Il convient toutefois de préciser que ces déclarations provocatrices ne sont pas le fait de personnalités politiques en charge de la politique étrangère. Dans cette optique, une approche optimiste consisterait à les considérer comme des discours politiques populistes tenus par deux politiciens de droite, partisans d'une ligne dure, qui cherchent à rallier l'opinion publique à leur cause en vue d'un éventuel remplacement du dirigeant du pays. À cet égard, il faut reconnaître que si le président turc Recep Tayyip Erdoğan et le ministre des Affaires étrangères Hakan Fidan critiquent eux aussi les violations récentes du droit international commises par Israël, ils n'ont jamais employé de termes aussi durs et provocateurs que ceux de Soylu. De plus, M. Fidan a récemment signé, au Qatar, un communiqué, conjointement avec les ministres des Affaires étrangères d'autres pays voisins, condamnant également l'Iran pour ses attaques contre d'autres États. Ainsi, la Turquie privilégie toujours une politique étrangère fondée sur l'équilibre et la neutralité active, plutôt qu'une approche anti-israélienne ou anti-américaine. Cette position est d'ailleurs logique, car la Turquie a elle aussi été récemment la cible de tirs de roquettes iraniennes à plusieurs reprises, même si ces attaques ont été interceptées par les forces de l'OTAN.
Conclusion
Dans une perspective schmittienne, la formation d'un État hostile est un phénomène courant, voire nécessaire à l'accumulation de puissance. Carl Schmitt définissait le « politique » comme la « distinction entre amis et ennemis ». Dans cette optique, bien que la récente escalade des hostilités de part et d'autre constitue un danger potentiel, il me semble prématuré de parler d'une hostilité réelle, concrète et imminente entre Ankara et Tel-Aviv (Jérusalem).
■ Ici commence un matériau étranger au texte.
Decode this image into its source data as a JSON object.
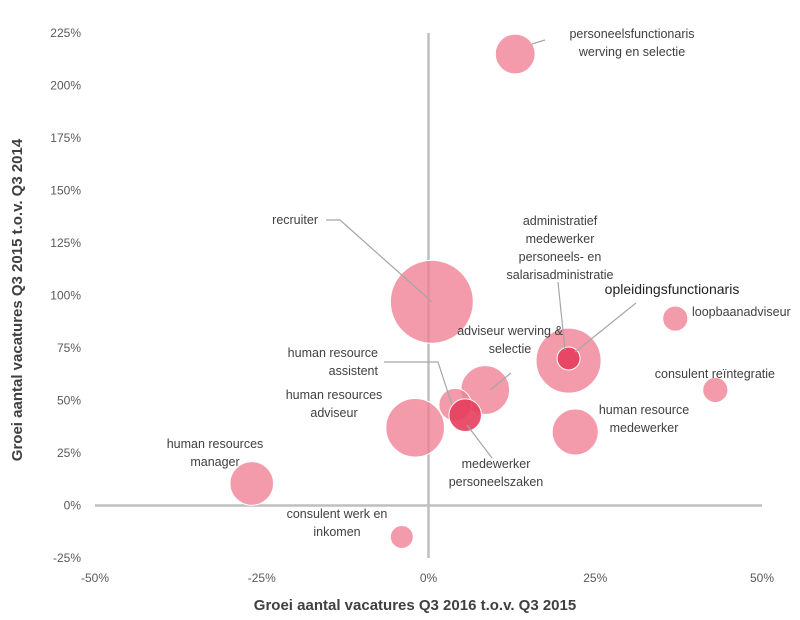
{
  "chart_data": {
    "type": "scatter",
    "xlabel": "Groei aantal vacatures Q3 2016 t.o.v. Q3 2015",
    "ylabel": "Groei aantal vacatures Q3 2015 t.o.v. Q3 2014",
    "xlim": [
      -50,
      50
    ],
    "ylim": [
      -25,
      225
    ],
    "x_ticks": [
      "-50%",
      "-25%",
      "0%",
      "25%",
      "50%"
    ],
    "y_ticks": [
      "-25%",
      "0%",
      "25%",
      "50%",
      "75%",
      "100%",
      "125%",
      "150%",
      "175%",
      "200%",
      "225%"
    ],
    "x_tick_values": [
      -50,
      -25,
      0,
      25,
      50
    ],
    "y_tick_values": [
      -25,
      0,
      25,
      50,
      75,
      100,
      125,
      150,
      175,
      200,
      225
    ],
    "colors": {
      "bubble": "#f07f93",
      "bubble_dark": "#e53d5c",
      "axis": "#bfbfbf"
    },
    "points": [
      {
        "id": "personeelsfunctionaris",
        "label": [
          "personeelsfunctionaris",
          "werving en selectie"
        ],
        "x": 13,
        "y": 215,
        "size": 3
      },
      {
        "id": "recruiter",
        "label": [
          "recruiter"
        ],
        "x": 0.5,
        "y": 97,
        "size": 13
      },
      {
        "id": "administratief",
        "label": [
          "administratief",
          "medewerker",
          "personeels- en",
          "salarisadministratie"
        ],
        "x": 21,
        "y": 70,
        "size": 1
      },
      {
        "id": "opleidingsfunctionaris",
        "label": [
          "opleidingsfunctionaris"
        ],
        "x": 21,
        "y": 69,
        "size": 8
      },
      {
        "id": "loopbaanadviseur",
        "label": [
          "loopbaanadviseur"
        ],
        "x": 37,
        "y": 89,
        "size": 1.2
      },
      {
        "id": "adviseur-werving",
        "label": [
          "adviseur werving &",
          "selectie"
        ],
        "x": 8.5,
        "y": 55,
        "size": 4.5
      },
      {
        "id": "human-resource-assistent",
        "label": [
          "human resource",
          "assistent"
        ],
        "x": 4,
        "y": 48,
        "size": 2
      },
      {
        "id": "medewerker-personeelszaken",
        "label": [
          "medewerker",
          "personeelszaken"
        ],
        "x": 5.5,
        "y": 43,
        "size": 2
      },
      {
        "id": "consulent-reintegratie",
        "label": [
          "consulent reïntegratie"
        ],
        "x": 43,
        "y": 55,
        "size": 1.2
      },
      {
        "id": "human-resources-adviseur",
        "label": [
          "human resources",
          "adviseur"
        ],
        "x": -2,
        "y": 37,
        "size": 6.5
      },
      {
        "id": "human-resource-medewerker",
        "label": [
          "human resource",
          "medewerker"
        ],
        "x": 22,
        "y": 35,
        "size": 4
      },
      {
        "id": "human-resources-manager",
        "label": [
          "human resources",
          "manager"
        ],
        "x": -26.5,
        "y": 10.5,
        "size": 3.6
      },
      {
        "id": "consulent-werk",
        "label": [
          "consulent werk en",
          "inkomen"
        ],
        "x": -4,
        "y": -15,
        "size": 1
      }
    ]
  }
}
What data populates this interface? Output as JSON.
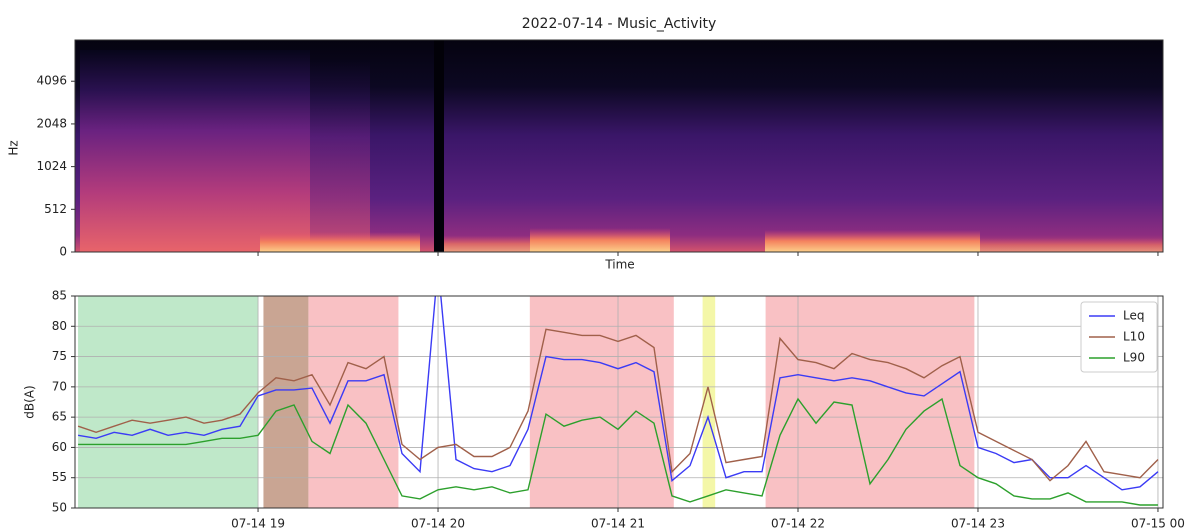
{
  "chart_data": [
    {
      "type": "spectrogram",
      "title": "2022-07-14 - Music_Activity",
      "xlabel": "Time",
      "ylabel": "Hz",
      "yscale": "symlog",
      "linthresh": 512,
      "base": 2,
      "ylim": [
        0,
        8000
      ],
      "yticks": [
        0,
        512,
        1024,
        2048,
        4096
      ],
      "xlim": [
        17.983,
        24.028
      ],
      "xticks": [
        19,
        20,
        21,
        22,
        23,
        24
      ]
    },
    {
      "type": "line",
      "ylabel": "dB(A)",
      "grid": true,
      "legend": "upper right",
      "xlim": [
        17.983,
        24.028
      ],
      "ylim": [
        50,
        85
      ],
      "xticks": [
        {
          "value": 19,
          "label": "07-14 19"
        },
        {
          "value": 20,
          "label": "07-14 20"
        },
        {
          "value": 21,
          "label": "07-14 21"
        },
        {
          "value": 22,
          "label": "07-14 22"
        },
        {
          "value": 23,
          "label": "07-14 23"
        },
        {
          "value": 24,
          "label": "07-15 00"
        }
      ],
      "yticks": [
        50,
        55,
        60,
        65,
        70,
        75,
        80,
        85
      ],
      "regions": [
        {
          "start": 18.0,
          "end": 19.0,
          "color": "#bfe8c9"
        },
        {
          "start": 19.03,
          "end": 19.28,
          "color": "#c9a593"
        },
        {
          "start": 19.28,
          "end": 19.78,
          "color": "#f9c1c4"
        },
        {
          "start": 20.51,
          "end": 21.31,
          "color": "#f9c1c4"
        },
        {
          "start": 21.47,
          "end": 21.54,
          "color": "#f4f7a8"
        },
        {
          "start": 21.82,
          "end": 22.98,
          "color": "#f9c1c4"
        }
      ],
      "x": [
        18.0,
        18.1,
        18.2,
        18.3,
        18.4,
        18.5,
        18.6,
        18.7,
        18.8,
        18.9,
        19.0,
        19.1,
        19.2,
        19.3,
        19.4,
        19.5,
        19.6,
        19.7,
        19.8,
        19.9,
        20.0,
        20.1,
        20.2,
        20.3,
        20.4,
        20.5,
        20.6,
        20.7,
        20.8,
        20.9,
        21.0,
        21.1,
        21.2,
        21.3,
        21.4,
        21.5,
        21.6,
        21.7,
        21.8,
        21.9,
        22.0,
        22.1,
        22.2,
        22.3,
        22.4,
        22.5,
        22.6,
        22.7,
        22.8,
        22.9,
        23.0,
        23.1,
        23.2,
        23.3,
        23.4,
        23.5,
        23.6,
        23.7,
        23.8,
        23.9,
        24.0
      ],
      "series": [
        {
          "name": "Leq",
          "color": "#3b3bf5",
          "values": [
            62,
            61.5,
            62.5,
            62,
            63,
            62,
            62.5,
            62,
            63,
            63.5,
            68.5,
            69.5,
            69.5,
            69.8,
            64,
            71,
            71,
            72,
            59,
            56,
            90,
            58,
            56.5,
            56,
            57,
            63,
            75,
            74.5,
            74.5,
            74,
            73,
            74,
            72.5,
            54.5,
            57,
            65,
            55,
            56,
            56,
            71.5,
            72,
            71.5,
            71,
            71.5,
            71,
            70,
            69,
            68.5,
            70.5,
            72.5,
            60,
            59,
            57.5,
            58,
            55,
            55,
            57,
            55,
            53,
            53.5,
            56
          ]
        },
        {
          "name": "L10",
          "color": "#a0604a",
          "values": [
            63.5,
            62.5,
            63.5,
            64.5,
            64,
            64.5,
            65,
            64,
            64.5,
            65.5,
            69,
            71.5,
            71,
            72,
            67,
            74,
            73,
            75,
            60.5,
            58,
            60,
            60.5,
            58.5,
            58.5,
            60,
            66,
            79.5,
            79,
            78.5,
            78.5,
            77.5,
            78.5,
            76.5,
            56,
            59,
            70,
            57.5,
            58,
            58.5,
            78,
            74.5,
            74,
            73,
            75.5,
            74.5,
            74,
            73,
            71.5,
            73.5,
            75,
            62.5,
            61,
            59.5,
            58,
            54.5,
            57,
            61,
            56,
            55.5,
            55,
            58
          ]
        },
        {
          "name": "L90",
          "color": "#2ca02c",
          "values": [
            60.5,
            60.5,
            60.5,
            60.5,
            60.5,
            60.5,
            60.5,
            61,
            61.5,
            61.5,
            62,
            66,
            67,
            61,
            59,
            67,
            64,
            58,
            52,
            51.5,
            53,
            53.5,
            53,
            53.5,
            52.5,
            53,
            65.5,
            63.5,
            64.5,
            65,
            63,
            66,
            64,
            52,
            51,
            52,
            53,
            52.5,
            52,
            62,
            68,
            64,
            67.5,
            67,
            54,
            58,
            63,
            66,
            68,
            57,
            55,
            54,
            52,
            51.5,
            51.5,
            52.5,
            51,
            51,
            51,
            50.5,
            50.5
          ]
        }
      ]
    }
  ]
}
En effet, ces deux pays sont désormais voisins en Syrie, ce qui pourrait exiger une coopération plutôt qu'un conflit, à condition que les États-Unis redoublent d'efforts en ce sens. Par ailleurs, la situation de l'Iran requiert une coopération régionale, non seulement entre la Turquie et Israël, mais aussi entre tous les États de la région. Afin de prévenir les répercussions d'un effondrement de l'Iran, Israël devrait renoncer à ses ambitions de « changement de régime » à court terme et se concentrer davantage sur les problèmes urgents. Cela implique la fin de la guerre par un cessez-le-feu et le renforcement de la protection des infrastructures critiques des pays arabes voisins de l'Iran. La Turquie et Israël devraient également prendre des mesures pour normaliser leurs relations, à la suite des efforts déployés par les États-Unis pour reconstruire Gaza et résoudre le conflit palestinien, vieux de plusieurs décennies, par un accord définitif. Il ne s'agit pas d'un rêve, car le président Trump possède toutes les qualités et le courage nécessaires pour mettre fin au conflit grâce à un accord final équitable.